Clinical Electrophysiology -> Atrial Fibrillation & Atrial Flutter: -> Physiology D-AB27 - Arrhythmias, infiltration and hypertrophy (ID 27) Abstract

D-AB27-01 - Atrial Fibrillation Burden In Patients With Cardiac Amyloidosis (ID 806)


Background: Cardiac amyloidosis (CA) is an infiltrative disease of the myocardium commonly associated with arrhythmias such as atrial fibrillation (AF). Limited data exist regarding the impact of AF burden on outcomes in this population.
Objective: Quantify AF burden and determine its relationship to New York Heart Association (NYHA) functional class and survival in patients with CA.
Methods: Patients with CA and a cardiac implantable electronic device were identified within the Duke University Health System. Baseline characteristics including age, LVEF, history of AF, and NYHA class at implant were recorded. Longitudinal AF burden was abstracted from interrogation reports and its relationship to NYHA class and subsequent mortality was assessed.

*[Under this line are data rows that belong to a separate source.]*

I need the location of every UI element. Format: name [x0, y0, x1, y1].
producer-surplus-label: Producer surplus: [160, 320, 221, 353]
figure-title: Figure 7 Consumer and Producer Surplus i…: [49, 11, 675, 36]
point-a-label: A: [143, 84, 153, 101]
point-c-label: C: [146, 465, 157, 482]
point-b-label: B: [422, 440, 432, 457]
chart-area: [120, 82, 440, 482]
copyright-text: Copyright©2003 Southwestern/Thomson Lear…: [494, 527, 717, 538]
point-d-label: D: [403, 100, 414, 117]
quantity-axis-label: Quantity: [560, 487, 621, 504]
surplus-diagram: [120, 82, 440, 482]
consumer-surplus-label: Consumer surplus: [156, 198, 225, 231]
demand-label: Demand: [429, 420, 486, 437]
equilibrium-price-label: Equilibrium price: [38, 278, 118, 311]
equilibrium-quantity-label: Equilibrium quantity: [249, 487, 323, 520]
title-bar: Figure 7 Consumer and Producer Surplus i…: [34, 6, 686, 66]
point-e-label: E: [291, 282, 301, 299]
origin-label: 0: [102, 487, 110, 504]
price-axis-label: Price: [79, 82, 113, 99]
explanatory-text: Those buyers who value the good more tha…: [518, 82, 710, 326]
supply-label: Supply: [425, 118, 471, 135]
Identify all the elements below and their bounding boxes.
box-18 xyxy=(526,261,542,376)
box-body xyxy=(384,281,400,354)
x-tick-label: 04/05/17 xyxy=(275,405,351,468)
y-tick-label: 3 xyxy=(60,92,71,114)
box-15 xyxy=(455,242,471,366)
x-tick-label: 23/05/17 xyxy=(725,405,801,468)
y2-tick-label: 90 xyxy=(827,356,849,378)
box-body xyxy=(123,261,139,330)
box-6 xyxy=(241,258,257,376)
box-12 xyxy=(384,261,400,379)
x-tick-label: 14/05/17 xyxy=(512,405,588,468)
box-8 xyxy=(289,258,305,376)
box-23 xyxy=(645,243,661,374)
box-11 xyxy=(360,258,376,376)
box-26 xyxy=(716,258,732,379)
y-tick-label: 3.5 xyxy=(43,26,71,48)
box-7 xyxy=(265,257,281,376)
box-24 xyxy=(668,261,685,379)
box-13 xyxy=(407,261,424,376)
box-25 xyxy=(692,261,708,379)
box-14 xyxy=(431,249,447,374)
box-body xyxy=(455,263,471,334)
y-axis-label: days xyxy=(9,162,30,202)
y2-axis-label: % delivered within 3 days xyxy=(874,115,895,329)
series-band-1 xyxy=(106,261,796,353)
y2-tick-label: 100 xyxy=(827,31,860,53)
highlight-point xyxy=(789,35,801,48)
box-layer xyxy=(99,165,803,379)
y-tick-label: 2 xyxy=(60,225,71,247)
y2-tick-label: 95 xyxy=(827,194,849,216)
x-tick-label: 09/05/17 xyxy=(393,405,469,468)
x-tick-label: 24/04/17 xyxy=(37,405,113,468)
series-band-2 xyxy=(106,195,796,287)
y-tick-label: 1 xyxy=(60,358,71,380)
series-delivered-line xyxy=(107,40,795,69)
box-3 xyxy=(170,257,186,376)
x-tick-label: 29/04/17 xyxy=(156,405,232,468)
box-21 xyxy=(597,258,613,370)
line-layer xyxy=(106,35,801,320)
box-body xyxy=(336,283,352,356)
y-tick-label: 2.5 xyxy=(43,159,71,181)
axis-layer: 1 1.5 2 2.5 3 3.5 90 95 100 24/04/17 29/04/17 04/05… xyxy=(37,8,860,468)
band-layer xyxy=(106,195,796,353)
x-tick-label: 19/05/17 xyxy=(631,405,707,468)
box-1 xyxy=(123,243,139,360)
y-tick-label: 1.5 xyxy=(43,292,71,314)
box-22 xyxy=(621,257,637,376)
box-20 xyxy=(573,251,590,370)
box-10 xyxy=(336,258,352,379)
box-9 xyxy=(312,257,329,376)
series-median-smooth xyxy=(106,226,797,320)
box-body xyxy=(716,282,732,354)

Results: Among 34 CA patients, 23 patients had a diagnosis of AF. AF burden was higher in patients with NYHA class III/IV (9.3±2.2 hours/day) as compared to patients with NYHA class I/II heart failure (0.8±0.5 hours/day) (Figure A). Patients with less than 4 hours of AF per day had a 3-year mortality rate of 19% compared to 46% in patients with AF burden greater than 4 hours per day (Figure B).
Conclusion: Higher AF burden is associated with worse NYHA functional class and lower overall survival in CA. Further studies are needed to determine if reducing AF burden can alter the natural progression of the disease.